L’IEOM a publié ce mardi une étude sur la santé de la filière perlicole en Polynésie. L’état des lieux dressé avant la crise du coronavirus montre, déjà, un secteur perturbé, et l’institut prévoit un « impact déterminant » de cette année 2020 qui s’annonce noire pour le secteur.
472 francs. C’était le prix moyen du gramme de perle à l’export en 2019. Un peu moins de 20 ans plus tôt, le même gramme valait 1 710 francs. Une chute vertigineuse – et surtout continue – qui illustre à elle seule toutes les difficultés que rencontre la filière en Polynésie. Les raisons de cette baisse des cours sont connues : « décalage » récurrent entre l’offre, qui a beaucoup progressé depuis la fin des années 90, et la demande, sensibilité importante du marché aux crises internationales et dépendance extrême à quelques pays importateurs (Japon, puis Chine)… « Une concurrence accrue, combinée à une contraction du marché global, pèse aujourd’hui sur le secteur », écrit l’IEOM, qui constate une baisse de valeur à l’export de 2,2% par an, en moyenne, entre 2000 et 2018.
Un contexte 2019 déjà difficile
Pour expliquer les résultats particulièrement faibles de 2019 (environ 5 milliards de francs de perles exportées), l’institut cite la guerre commerciale entre la Chine et les États-Unis, la dévaluation du yuan, les mouvements sociaux à Hong Kong, où s’écoule désormais la majorité de la production. Claude Periou, directeur de l’IEOM, décrit un « contexte qui a fortement pénalisé le secteur ».
Comme le souligne l’étude, le Pays n’a cessé d’agir – et d’investir – pour aider et réguler la filière. Introduction puis multiples ajustements des droits à l’export (DSPE) à partir de 1993 pour maîtriser la production, contrôle strict de la qualité à partir de 2000, et jusqu’à la réforme de 2017, qui n’a pas fait l’unanimité chez les producteurs… « C’est un secteur très compliqué, aussi bien d’un point de vue technique que commercial, et qui est un peu laissé entre les mains de quelques opérateurs pas toujours faciles à canaliser » rappelle Claude Périou. Le Pays essaie de mettre de l’ordre et d’améliorer l’environnement réglementaire et financier, mais le travail n’est pas achevé ». Les réformes lancées durant cette mandature n’auraient « pas encore eu le temps de porter leurs fruits ». Bref, la crise du Covid-19 « arrive au plus mauvais moment ».
-80% au premier semestre
Car sans surprise, cette crise « aura un impact déterminant pour l’avenir » de la filière perle, si vitale aux Tuamotu – Gambier. Au premier semestre, « les exportations de perles brutes atteignent 450 millions de francs, soit 20% des valeurs générées un an plus tôt », note l’IEOM. Les fermes n’ont pas pu faire revenir leur précieux greffeur de Chine, les négociants ont perdu les clients de passage, et ont dû limiter les échanges internationaux… Mais surtout, le marché mondial est profondément fragilisé.

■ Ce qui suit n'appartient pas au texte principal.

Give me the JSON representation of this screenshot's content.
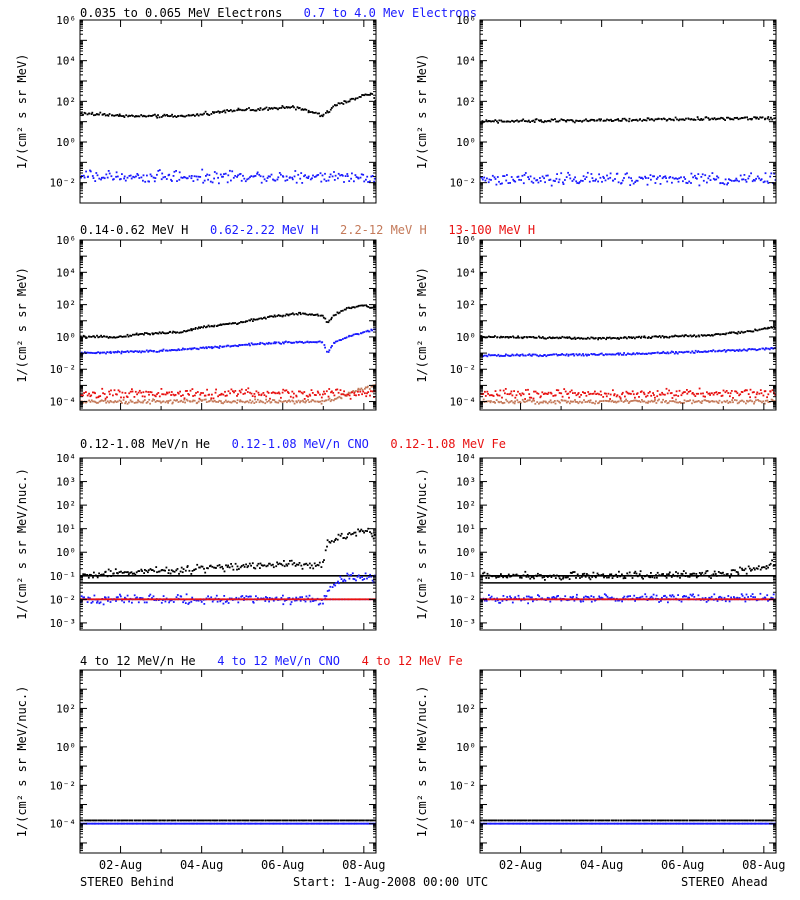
{
  "footer": {
    "left": "STEREO Behind",
    "center": "Start:  1-Aug-2008 00:00 UTC",
    "right": "STEREO Ahead"
  },
  "x_ticks": [
    "02-Aug",
    "04-Aug",
    "06-Aug",
    "08-Aug"
  ],
  "colors": {
    "black": "#000000",
    "blue": "#1a1aff",
    "brown": "#c47a5a",
    "red": "#e81010"
  },
  "chart_data": [
    {
      "type": "scatter",
      "spacecraft": "STEREO Behind",
      "legend": [
        {
          "text": "0.035 to 0.065 MeV Electrons",
          "color": "black"
        },
        {
          "text": "0.7 to 4.0 Mev Electrons",
          "color": "blue"
        }
      ],
      "ylabel": "1/(cm² s sr MeV)",
      "yscale": "log",
      "ylim": [
        0.001,
        1000000
      ],
      "yticks": [
        {
          "v": 0.01,
          "label": "10⁻²"
        },
        {
          "v": 1,
          "label": "10⁰"
        },
        {
          "v": 100,
          "label": "10²"
        },
        {
          "v": 10000,
          "label": "10⁴"
        },
        {
          "v": 1000000,
          "label": "10⁶"
        }
      ],
      "xlim_days": [
        0,
        7.3
      ],
      "series": [
        {
          "color": "black",
          "spread": 0.1,
          "x": [
            0,
            1.5,
            2.8,
            3.6,
            4.5,
            5.2,
            6.0,
            6.3,
            6.6,
            7.0,
            7.2,
            7.3
          ],
          "y": [
            25,
            18,
            20,
            35,
            40,
            55,
            20,
            60,
            100,
            200,
            250,
            80
          ]
        },
        {
          "color": "blue",
          "spread": 0.35,
          "x": [
            0,
            7.3
          ],
          "y": [
            0.02,
            0.02
          ]
        }
      ]
    },
    {
      "type": "scatter",
      "spacecraft": "STEREO Ahead",
      "ylabel": "1/(cm² s sr MeV)",
      "yscale": "log",
      "ylim": [
        0.001,
        1000000
      ],
      "yticks": [
        {
          "v": 0.01,
          "label": "10⁻²"
        },
        {
          "v": 1,
          "label": "10⁰"
        },
        {
          "v": 100,
          "label": "10²"
        },
        {
          "v": 10000,
          "label": "10⁴"
        },
        {
          "v": 1000000,
          "label": "10⁶"
        }
      ],
      "xlim_days": [
        0,
        7.3
      ],
      "series": [
        {
          "color": "black",
          "spread": 0.1,
          "x": [
            0,
            3.5,
            7.3
          ],
          "y": [
            10,
            12,
            15
          ]
        },
        {
          "color": "blue",
          "spread": 0.35,
          "x": [
            0,
            7.3
          ],
          "y": [
            0.015,
            0.015
          ]
        }
      ]
    },
    {
      "type": "scatter",
      "spacecraft": "STEREO Behind",
      "legend": [
        {
          "text": "0.14-0.62 MeV H",
          "color": "black"
        },
        {
          "text": "0.62-2.22 MeV H",
          "color": "blue"
        },
        {
          "text": "2.2-12 MeV H",
          "color": "brown"
        },
        {
          "text": "13-100 MeV H",
          "color": "red"
        }
      ],
      "ylabel": "1/(cm² s sr MeV)",
      "yscale": "log",
      "ylim": [
        3e-05,
        1000000
      ],
      "yticks": [
        {
          "v": 0.0001,
          "label": "10⁻⁴"
        },
        {
          "v": 0.01,
          "label": "10⁻²"
        },
        {
          "v": 1,
          "label": "10⁰"
        },
        {
          "v": 100,
          "label": "10²"
        },
        {
          "v": 10000,
          "label": "10⁴"
        },
        {
          "v": 1000000,
          "label": "10⁶"
        }
      ],
      "xlim_days": [
        0,
        7.3
      ],
      "series": [
        {
          "color": "black",
          "spread": 0.08,
          "x": [
            0,
            1.0,
            1.5,
            2.5,
            3.0,
            4.0,
            4.5,
            5.5,
            6.0,
            6.1,
            6.3,
            6.6,
            7.0,
            7.3
          ],
          "y": [
            1,
            1,
            1.5,
            2,
            4,
            8,
            15,
            30,
            20,
            8,
            25,
            60,
            90,
            60
          ]
        },
        {
          "color": "blue",
          "spread": 0.08,
          "x": [
            0,
            1.5,
            3.0,
            4.5,
            6.0,
            6.1,
            6.3,
            6.6,
            7.0,
            7.3
          ],
          "y": [
            0.1,
            0.12,
            0.2,
            0.4,
            0.5,
            0.1,
            0.5,
            1.0,
            2.0,
            3.0
          ]
        },
        {
          "color": "brown",
          "spread": 0.15,
          "x": [
            0,
            6.0,
            6.3,
            6.8,
            7.3
          ],
          "y": [
            0.0001,
            0.0001,
            0.00015,
            0.0005,
            0.001
          ]
        },
        {
          "color": "red",
          "spread": 0.35,
          "x": [
            0,
            7.3
          ],
          "y": [
            0.0003,
            0.0003
          ]
        }
      ]
    },
    {
      "type": "scatter",
      "spacecraft": "STEREO Ahead",
      "ylabel": "1/(cm² s sr MeV)",
      "yscale": "log",
      "ylim": [
        3e-05,
        1000000
      ],
      "yticks": [
        {
          "v": 0.0001,
          "label": "10⁻⁴"
        },
        {
          "v": 0.01,
          "label": "10⁻²"
        },
        {
          "v": 1,
          "label": "10⁰"
        },
        {
          "v": 100,
          "label": "10²"
        },
        {
          "v": 10000,
          "label": "10⁴"
        },
        {
          "v": 1000000,
          "label": "10⁶"
        }
      ],
      "xlim_days": [
        0,
        7.3
      ],
      "series": [
        {
          "color": "black",
          "spread": 0.08,
          "x": [
            0,
            3.0,
            5.5,
            6.5,
            7.3
          ],
          "y": [
            1,
            0.8,
            1.2,
            2.0,
            4.0
          ]
        },
        {
          "color": "blue",
          "spread": 0.08,
          "x": [
            0,
            3.0,
            5.5,
            7.3
          ],
          "y": [
            0.07,
            0.08,
            0.12,
            0.2
          ]
        },
        {
          "color": "brown",
          "spread": 0.15,
          "x": [
            0,
            7.3
          ],
          "y": [
            0.0001,
            0.0001
          ]
        },
        {
          "color": "red",
          "spread": 0.35,
          "x": [
            0,
            7.3
          ],
          "y": [
            0.0003,
            0.0003
          ]
        }
      ]
    },
    {
      "type": "scatter",
      "spacecraft": "STEREO Behind",
      "legend": [
        {
          "text": "0.12-1.08 MeV/n He",
          "color": "black"
        },
        {
          "text": "0.12-1.08 MeV/n CNO",
          "color": "blue"
        },
        {
          "text": "0.12-1.08 MeV Fe",
          "color": "red"
        }
      ],
      "ylabel": "1/(cm² s sr MeV/nuc.)",
      "yscale": "log",
      "ylim": [
        0.0005,
        10000
      ],
      "yticks": [
        {
          "v": 0.001,
          "label": "10⁻³"
        },
        {
          "v": 0.01,
          "label": "10⁻²"
        },
        {
          "v": 0.1,
          "label": "10⁻¹"
        },
        {
          "v": 1,
          "label": "10⁰"
        },
        {
          "v": 10,
          "label": "10¹"
        },
        {
          "v": 100,
          "label": "10²"
        },
        {
          "v": 1000,
          "label": "10³"
        },
        {
          "v": 10000,
          "label": "10⁴"
        }
      ],
      "xlim_days": [
        0,
        7.3
      ],
      "series": [
        {
          "color": "black",
          "spread": 0.2,
          "x": [
            0,
            1.5,
            3.0,
            4.5,
            6.0,
            6.1,
            6.3,
            6.6,
            7.0,
            7.3
          ],
          "y": [
            0.1,
            0.15,
            0.2,
            0.3,
            0.3,
            2,
            4,
            6,
            10,
            5
          ]
        },
        {
          "color": "blue",
          "spread": 0.25,
          "x": [
            0,
            6.0,
            6.3,
            6.6,
            7.3
          ],
          "y": [
            0.01,
            0.01,
            0.05,
            0.1,
            0.08
          ]
        },
        {
          "color": "red",
          "spread": 0.0,
          "x": [
            0,
            7.3
          ],
          "y": [
            0.01,
            0.01
          ]
        }
      ],
      "levels": [
        {
          "color": "black",
          "y": 0.05
        },
        {
          "color": "black",
          "y": 0.1
        },
        {
          "color": "blue",
          "y": 0.01
        }
      ]
    },
    {
      "type": "scatter",
      "spacecraft": "STEREO Ahead",
      "ylabel": "1/(cm² s sr MeV/nuc.)",
      "yscale": "log",
      "ylim": [
        0.0005,
        10000
      ],
      "yticks": [
        {
          "v": 0.001,
          "label": "10⁻³"
        },
        {
          "v": 0.01,
          "label": "10⁻²"
        },
        {
          "v": 0.1,
          "label": "10⁻¹"
        },
        {
          "v": 1,
          "label": "10⁰"
        },
        {
          "v": 10,
          "label": "10¹"
        },
        {
          "v": 100,
          "label": "10²"
        },
        {
          "v": 1000,
          "label": "10³"
        },
        {
          "v": 10000,
          "label": "10⁴"
        }
      ],
      "xlim_days": [
        0,
        7.3
      ],
      "series": [
        {
          "color": "black",
          "spread": 0.2,
          "x": [
            0,
            3.0,
            6.0,
            6.8,
            7.3
          ],
          "y": [
            0.1,
            0.1,
            0.12,
            0.2,
            0.35
          ]
        },
        {
          "color": "blue",
          "spread": 0.2,
          "x": [
            0,
            7.3
          ],
          "y": [
            0.01,
            0.012
          ]
        },
        {
          "color": "red",
          "spread": 0.0,
          "x": [
            0,
            7.3
          ],
          "y": [
            0.01,
            0.01
          ]
        }
      ],
      "levels": [
        {
          "color": "black",
          "y": 0.05
        },
        {
          "color": "black",
          "y": 0.1
        },
        {
          "color": "blue",
          "y": 0.01
        }
      ]
    },
    {
      "type": "scatter",
      "spacecraft": "STEREO Behind",
      "legend": [
        {
          "text": "4 to 12 MeV/n He",
          "color": "black"
        },
        {
          "text": "4 to 12 MeV/n CNO",
          "color": "blue"
        },
        {
          "text": "4 to 12 MeV Fe",
          "color": "red"
        }
      ],
      "ylabel": "1/(cm² s sr MeV/nuc.)",
      "yscale": "log",
      "ylim": [
        3e-06,
        10000
      ],
      "yticks": [
        {
          "v": 0.0001,
          "label": "10⁻⁴"
        },
        {
          "v": 0.01,
          "label": "10⁻²"
        },
        {
          "v": 1,
          "label": "10⁰"
        },
        {
          "v": 100,
          "label": "10²"
        }
      ],
      "xlim_days": [
        0,
        7.3
      ],
      "series": [
        {
          "color": "black",
          "spread": 0.0,
          "x": [
            0,
            7.3
          ],
          "y": [
            0.00015,
            0.00015
          ]
        },
        {
          "color": "blue",
          "spread": 0.0,
          "x": [
            0,
            7.3
          ],
          "y": [
            0.0001,
            0.0001
          ]
        }
      ],
      "levels": [
        {
          "color": "blue",
          "y": 0.0001
        }
      ]
    },
    {
      "type": "scatter",
      "spacecraft": "STEREO Ahead",
      "ylabel": "1/(cm² s sr MeV/nuc.)",
      "yscale": "log",
      "ylim": [
        3e-06,
        10000
      ],
      "yticks": [
        {
          "v": 0.0001,
          "label": "10⁻⁴"
        },
        {
          "v": 0.01,
          "label": "10⁻²"
        },
        {
          "v": 1,
          "label": "10⁰"
        },
        {
          "v": 100,
          "label": "10²"
        }
      ],
      "xlim_days": [
        0,
        7.3
      ],
      "series": [
        {
          "color": "black",
          "spread": 0.0,
          "x": [
            0,
            7.3
          ],
          "y": [
            0.00015,
            0.00015
          ]
        },
        {
          "color": "blue",
          "spread": 0.0,
          "x": [
            0,
            7.3
          ],
          "y": [
            0.0001,
            0.0001
          ]
        }
      ],
      "levels": [
        {
          "color": "blue",
          "y": 0.0001
        }
      ]
    }
  ]
}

Malgré les aides spécifiques des autorités à la filière, « la plupart des acteurs devraient sortir fragilisés de la crise actuelle » et ont très peu de visibilité. D’après une enquête du Cérom mené en juillet, 9 professionnels sur 10 prévoient des pertes de chiffre d’affaires de plus de 20% en 2020, la majorité ne prévoit pas un « retour à la normale » (c’est à dire au niveau déjà bas de 2019) avant deux ans et près d’un tiers redoutent une cessation d’activité… Claude Périou, qui rappelle que le marché du luxe a prouvé par le passé sa résilience, ne veut toutefois pas se montrer fataliste. « Le secteur ne va sûrement pas se relever avec autant d’acteurs qu’avant, explique le directeur de l’IEOM. Mais ceux qui sauront se mettre sur des niches pourront s’en sortir ».
L’étude de l’IEOM trace au final la voie pour une filière qui n’en finit pas de trébucher. Il s’agit de finir la réforme de son modèle – y compris sur le plan écologique – quitte à y laisser quelques plumes, et ainsi être prête à reprendre son envol lors du redressement du marché mondial. Problème pour la Polynésie : les plumes en question peuvent peser lourd en termes d’emplois.
L’étude est disponible, dans son intégralité, sur le site de l’IEOM.